The intention was to make MFIs get out of their “comfort zone” of offering traditional loan products and/or operating in the capital city or urban areas, and open their doors to financing the many other needs of agricultural or rural households, or those situated in hard-to-reach areas. This was to be done through a systematic and scientific way of product development. The FPIF has suggested sample products like “pre-need savings product appropriate for education, marriage, burial expenses and other life cycle events, index-based crop insurance and pension fund schemes, credit products for housing improvements…”
Eight MFIs participated in the program. Four are nongovernment organizations or foundations organized as MFIs (Eclof Philippines, Center for Agriculture and Rural Development, South Cotabato Foundation Inc. and Aksyon Kalinga para sa Masa Inc.); two are cooperatives (First Lipute Multipurpose Cooperative Inc. and Lunsad Multipurpose Cooperative Inc.); and another two are networks, each with about 100 member-organizations nationwide (Federation of People’s Sustainable Development Cooperative Inc. and SeedFinance Corp.). The innovations these MFIs have introduced are credit offered to unserved sectors or areas, financing of integrated farming, and ATM/mobile banking.

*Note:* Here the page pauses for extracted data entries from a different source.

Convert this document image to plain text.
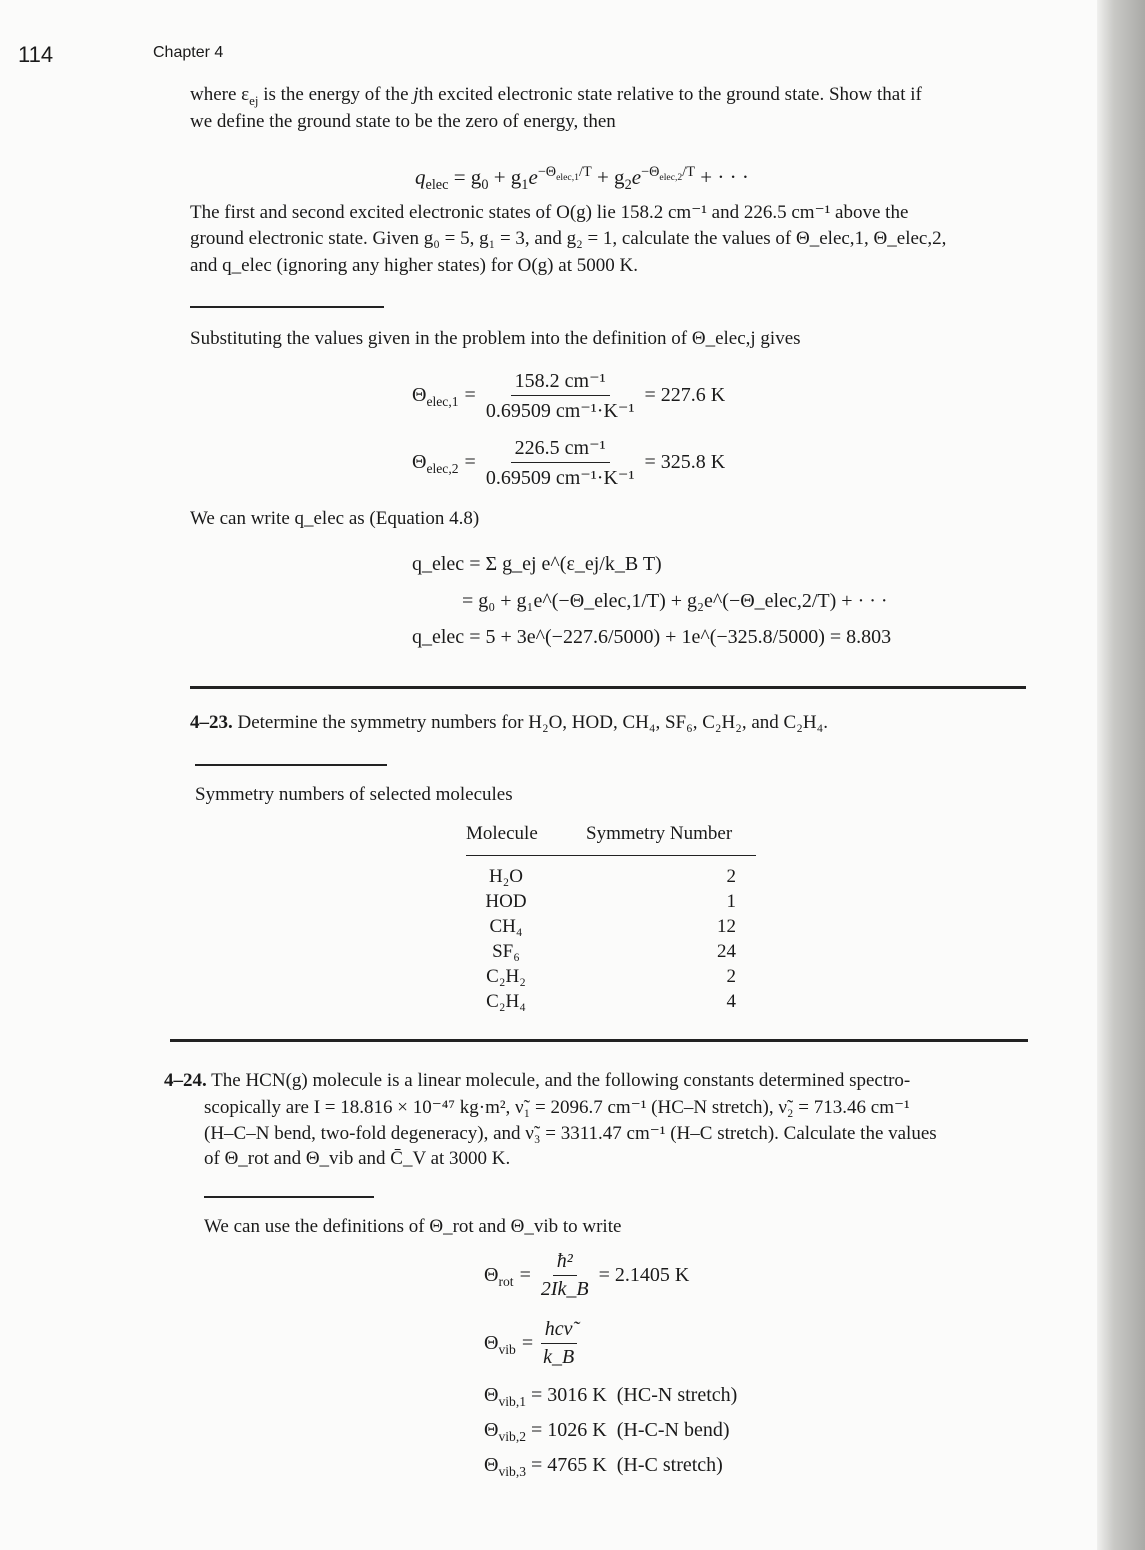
114	Chapter 4
where $\varepsilon_{ej}$ is the energy of the jth excited electronic state relative to the ground state. Show that if
we define the ground state to be the zero of energy, then
$q_{elec} = g_0 + g_1e^{-\Theta_{elec,1}/T} + g_2e^{-\Theta_{elec,2}/T}$ + · · ·
The first and second excited electronic states of O(g) lie 158.2 cm⁻¹ and 226.5 cm⁻¹ above the
ground electronic state. Given g₀ = 5, g₁ = 3, and g₂ = 1, calculate the values of Θ_elec,1, Θ_elec,2,
and q_elec (ignoring any higher states) for O(g) at 5000 K.
Substituting the values given in the problem into the definition of Θ_elec,j gives
$\Theta_{elec,1} = \frac{\text{158.2 cm⁻¹}}{\text{0.69509 cm⁻¹·K⁻¹}} = 227.6$ K
$\Theta_{elec,2} = \frac{\text{226.5 cm⁻¹}}{\text{0.69509 cm⁻¹·K⁻¹}} = 325.8$ K
We can write q_elec as (Equation 4.8)
q_elec = Σ g_ej e^(ε_ej/k_B T)
= g₀ + g₁e^(−Θ_elec,1/T) + g₂e^(−Θ_elec,2/T) + · · ·
q_elec = 5 + 3e^(−227.6/5000) + 1e^(−325.8/5000) = 8.803
4–23. Determine the symmetry numbers for H₂O, HOD, CH₄, SF₆, C₂H₂, and C₂H₄.
Symmetry numbers of selected molecules
Molecule	Symmetry Number
H₂O	2
HOD	1
CH₄	12
SF₆	24
C₂H₂	2
C₂H₄	4
4–24. The HCN(g) molecule is a linear molecule, and the following constants determined spectro-
scopically are I = 18.816 × 10⁻⁴⁷ kg·m², ν̃₁ = 2096.7 cm⁻¹ (HC–N stretch), ν̃₂ = 713.46 cm⁻¹
(H–C–N bend, two-fold degeneracy), and ν̃₃ = 3311.47 cm⁻¹ (H–C stretch). Calculate the values
of Θ_rot and Θ_vib and C̄_V at 3000 K.
We can use the definitions of Θ_rot and Θ_vib to write
$\Theta_{rot} = \frac{\text{ħ²}}{2Ik\_B} = 2.1405$ K
$\Theta_{vib} = \frac{\text{hcν̃}}{k\_B}$
$\Theta_{vib,1} = 3016$ K (HC-N stretch)
$\Theta_{vib,2} = 1026$ K (H-C-N bend)
$\Theta_{vib,3} = 4765$ K (H-C stretch)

Small borrowers will always have need for traditional microfinance products. But other than the usual working capital loans, an urban poor or rural household has a whole range of financial needs from production to consumption. MFIs need only to tap their resources, study their market more scientifically, and think “out of the box” to respond to these needs and opportunities. The likes of the homeless urban poor and small coconut farmer, on the other hand, are just waiting to be their clients.